The Star, in the past, has been skeptical of ditching FPTP. In 2007, our predecessors in this space warned that countries with proportional representation “have become notorious for chaotic, horse-trading minority governments and legislative gridlock.”
But that was 15 years and five elections ago, and those dire words miss the point. Plenty of countries use some kind of PR without descending into chaos (the Netflix series “Borgen,” to name just one easily accessible example, shows how the sensible Danes successfully navigate their version.)
The idea that we must cling to FPTP because it results in stable majorities also misses the point. Stability has its advantages, but a majority government that rests on the votes of 18 per cent of the electorate is the stability of the grave.
Changing the system, however, is still a long shot for at least two reasons.
One is that the advocates of electoral reform can be their own worst enemies. Discussions about how to change FPTP tend to be dominated by political hobbyists and quickly descend into arcane debates on alternate systems that leave voters bored and bewildered. No wonder they cling to the familiar option.
And second, politicians who embrace electoral reform at a convenient moment (like when their party is on the ropes) too often fail to carry through when the pendulum swings and it isn’t in their immediate interest any more.

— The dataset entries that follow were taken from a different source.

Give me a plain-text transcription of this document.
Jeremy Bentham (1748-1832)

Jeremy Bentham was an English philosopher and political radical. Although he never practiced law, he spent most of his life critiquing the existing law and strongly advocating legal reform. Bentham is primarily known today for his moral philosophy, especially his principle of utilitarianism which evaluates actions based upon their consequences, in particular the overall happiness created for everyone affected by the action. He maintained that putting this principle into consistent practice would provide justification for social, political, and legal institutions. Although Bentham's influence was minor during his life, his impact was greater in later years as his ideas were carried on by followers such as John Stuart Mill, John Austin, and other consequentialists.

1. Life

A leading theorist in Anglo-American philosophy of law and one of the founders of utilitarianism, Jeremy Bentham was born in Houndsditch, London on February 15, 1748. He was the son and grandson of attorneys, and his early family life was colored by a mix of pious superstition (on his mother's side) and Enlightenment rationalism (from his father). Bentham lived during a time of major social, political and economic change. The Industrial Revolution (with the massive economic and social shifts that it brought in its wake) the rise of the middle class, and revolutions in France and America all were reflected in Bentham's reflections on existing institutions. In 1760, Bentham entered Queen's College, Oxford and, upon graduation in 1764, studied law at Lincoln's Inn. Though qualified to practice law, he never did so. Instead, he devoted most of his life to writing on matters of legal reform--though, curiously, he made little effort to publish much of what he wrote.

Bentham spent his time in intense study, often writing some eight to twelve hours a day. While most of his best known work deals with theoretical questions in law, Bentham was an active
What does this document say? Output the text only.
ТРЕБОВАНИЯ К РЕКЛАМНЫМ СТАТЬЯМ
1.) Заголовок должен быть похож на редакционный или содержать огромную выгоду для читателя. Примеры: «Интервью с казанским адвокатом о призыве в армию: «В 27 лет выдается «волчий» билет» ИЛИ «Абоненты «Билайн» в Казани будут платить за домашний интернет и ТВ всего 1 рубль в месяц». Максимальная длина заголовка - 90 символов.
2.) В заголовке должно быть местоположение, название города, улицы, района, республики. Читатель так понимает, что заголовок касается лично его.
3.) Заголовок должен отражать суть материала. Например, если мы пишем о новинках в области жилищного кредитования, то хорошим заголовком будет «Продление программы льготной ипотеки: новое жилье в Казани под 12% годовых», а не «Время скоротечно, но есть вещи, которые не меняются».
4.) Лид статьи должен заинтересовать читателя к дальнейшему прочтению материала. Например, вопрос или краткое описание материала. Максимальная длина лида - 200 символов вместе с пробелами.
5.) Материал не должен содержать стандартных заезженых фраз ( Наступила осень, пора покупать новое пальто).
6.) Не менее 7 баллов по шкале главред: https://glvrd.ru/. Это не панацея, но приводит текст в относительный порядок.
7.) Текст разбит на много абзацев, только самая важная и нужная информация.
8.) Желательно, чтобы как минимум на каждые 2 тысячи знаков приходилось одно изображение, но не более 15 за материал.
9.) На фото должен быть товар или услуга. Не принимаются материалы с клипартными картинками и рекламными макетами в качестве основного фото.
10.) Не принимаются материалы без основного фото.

We saw that with the Trudeau Liberals, who promised to ditch FPTP on the federal level in 2015 only to abandon their pledge when it no longer suited their purpose. In Quebec, Premier François Legault is doing something similar; he promised a referendum on PR this fall but now says that isn’t possible.
If electoral reform is to have any chance it has to be kept simple and the politicians have to show leadership. It may still be pie in the sky, but it’s the right thing to do.